Crumble the fish into a medium bowl and add the butter. Mix using your clean fingers or a spatula. You may need to add butter: you’re looking for a creamy mixture that holds together without crumbling.
Once the butter and fish are amalgamated, stir in remaining ingredients, tasting for seasoning.
Pack rillettes into small crocks, custard cups, or lidded storage containers. If your crocks don’t have lids, cover them tightly with plastic wrap.
Chill 6 hours.
Fifteen minutes before consuming, remove rillettes from refrigerator. Serve on crackers, toasts, or, less conventionally in a sandwich with lettuce, tomato, and onion.
Sardine rillettes will keep, covered and refrigerated, for four days.
Tuna Rillettes
yield: about 12 ounces/1/1/2 cups/350 grams
Prep time: Butter must be soft, so take it from the refrigerator at least one hour before preparing rillettes. Making the rillettes is a matter of moments, but the mixture is best chilled at least six hours.
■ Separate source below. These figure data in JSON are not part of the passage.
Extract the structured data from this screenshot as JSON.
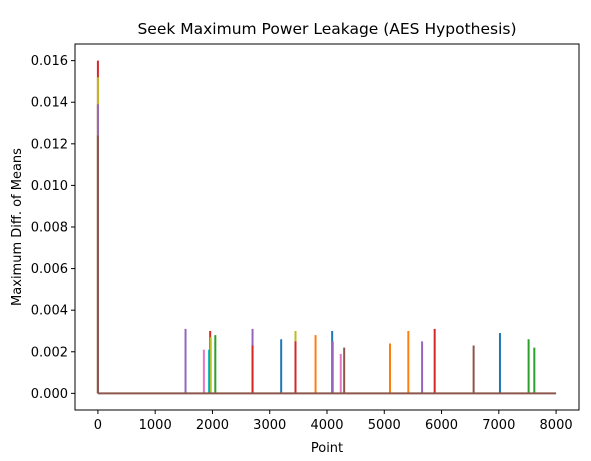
{
  "chart_data": {
    "type": "line",
    "title": "Seek Maximum Power Leakage (AES Hypothesis)",
    "xlabel": "Point",
    "ylabel": "Maximum Diff. of Means",
    "xlim": [
      -400,
      8400
    ],
    "ylim": [
      -0.0008,
      0.0168
    ],
    "x_ticks": [
      0,
      1000,
      2000,
      3000,
      4000,
      5000,
      6000,
      7000,
      8000
    ],
    "y_ticks": [
      0.0,
      0.002,
      0.004,
      0.006,
      0.008,
      0.01,
      0.012,
      0.014,
      0.016
    ],
    "x_tick_labels": [
      "0",
      "1000",
      "2000",
      "3000",
      "4000",
      "5000",
      "6000",
      "7000",
      "8000"
    ],
    "y_tick_labels": [
      "0.000",
      "0.002",
      "0.004",
      "0.006",
      "0.008",
      "0.010",
      "0.012",
      "0.014",
      "0.016"
    ],
    "baseline": {
      "x": [
        0,
        8000
      ],
      "y": 0.0,
      "color": "#8c564b"
    },
    "grid": false,
    "series": [
      {
        "x": 0,
        "y": 0.016,
        "color": "#d62728"
      },
      {
        "x": 0,
        "y": 0.0152,
        "color": "#bcbd22"
      },
      {
        "x": 0,
        "y": 0.0139,
        "color": "#9467bd"
      },
      {
        "x": 0,
        "y": 0.0124,
        "color": "#8c564b"
      },
      {
        "x": 1530,
        "y": 0.0031,
        "color": "#9467bd"
      },
      {
        "x": 1850,
        "y": 0.0021,
        "color": "#e377c2"
      },
      {
        "x": 1940,
        "y": 0.0021,
        "color": "#17becf"
      },
      {
        "x": 1960,
        "y": 0.003,
        "color": "#d62728"
      },
      {
        "x": 1970,
        "y": 0.0027,
        "color": "#bcbd22"
      },
      {
        "x": 2050,
        "y": 0.0028,
        "color": "#2ca02c"
      },
      {
        "x": 2700,
        "y": 0.0031,
        "color": "#9467bd"
      },
      {
        "x": 2700,
        "y": 0.0023,
        "color": "#d62728"
      },
      {
        "x": 3200,
        "y": 0.0026,
        "color": "#1f77b4"
      },
      {
        "x": 3450,
        "y": 0.003,
        "color": "#bcbd22"
      },
      {
        "x": 3450,
        "y": 0.0025,
        "color": "#d62728"
      },
      {
        "x": 3800,
        "y": 0.0028,
        "color": "#ff7f0e"
      },
      {
        "x": 4090,
        "y": 0.003,
        "color": "#1f77b4"
      },
      {
        "x": 4100,
        "y": 0.0025,
        "color": "#9467bd"
      },
      {
        "x": 4240,
        "y": 0.0019,
        "color": "#e377c2"
      },
      {
        "x": 4300,
        "y": 0.0022,
        "color": "#8c564b"
      },
      {
        "x": 5100,
        "y": 0.0024,
        "color": "#ff7f0e"
      },
      {
        "x": 5420,
        "y": 0.003,
        "color": "#ff7f0e"
      },
      {
        "x": 5660,
        "y": 0.0025,
        "color": "#9467bd"
      },
      {
        "x": 5880,
        "y": 0.0031,
        "color": "#d62728"
      },
      {
        "x": 6560,
        "y": 0.0023,
        "color": "#8c564b"
      },
      {
        "x": 7020,
        "y": 0.0029,
        "color": "#1f77b4"
      },
      {
        "x": 7520,
        "y": 0.0026,
        "color": "#2ca02c"
      },
      {
        "x": 7620,
        "y": 0.0022,
        "color": "#2ca02c"
      }
    ]
  }
}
You may need or want to add more butter for mixture to cohere. Seasonings are to taste. Remember rillettes are served at cool room temperature, and coolness dulls flavors.
Ingredients:
Two 5-ounce/140 gram cans of best quality tuna fish, packed in water
1-2 tablespoons/15-30 grams softened, unsalted butter, ideally a higher-fat European style butter like Kerrygold or Plugra
2 teaspoons full-fat plain yogurt
1 scallion, green portion only, minced
1 teaspoon salt
1 teaspoon pepper
2 teaspoons parsley, minced
a tiny amount of very fresh garlic, minced (optional)
lemon juice, to taste
Drain the tuna in a colander; rinse well if not water-packed.
Crumble tuna into a large bowl.
Using your clean fingers or a spatula, mash the tuna and butter together until amalgamated. You may need to add butter; you want a creamy texture that holds together.
Add the remaining ingredients, tasting for seasoning.
Pack tuna into ramekins, custard cups, or lidded storage containers. If your containers are not lidded, cover tightly with plastic wrap.
Chill, ideally for at least six hours.
To serve: fifteen minutes before serving time, remove rillettes from refrigerator. Serve on crackers, toasts, or in a sandwich.
Tuna rillettes keep, refrigerated, up to four days.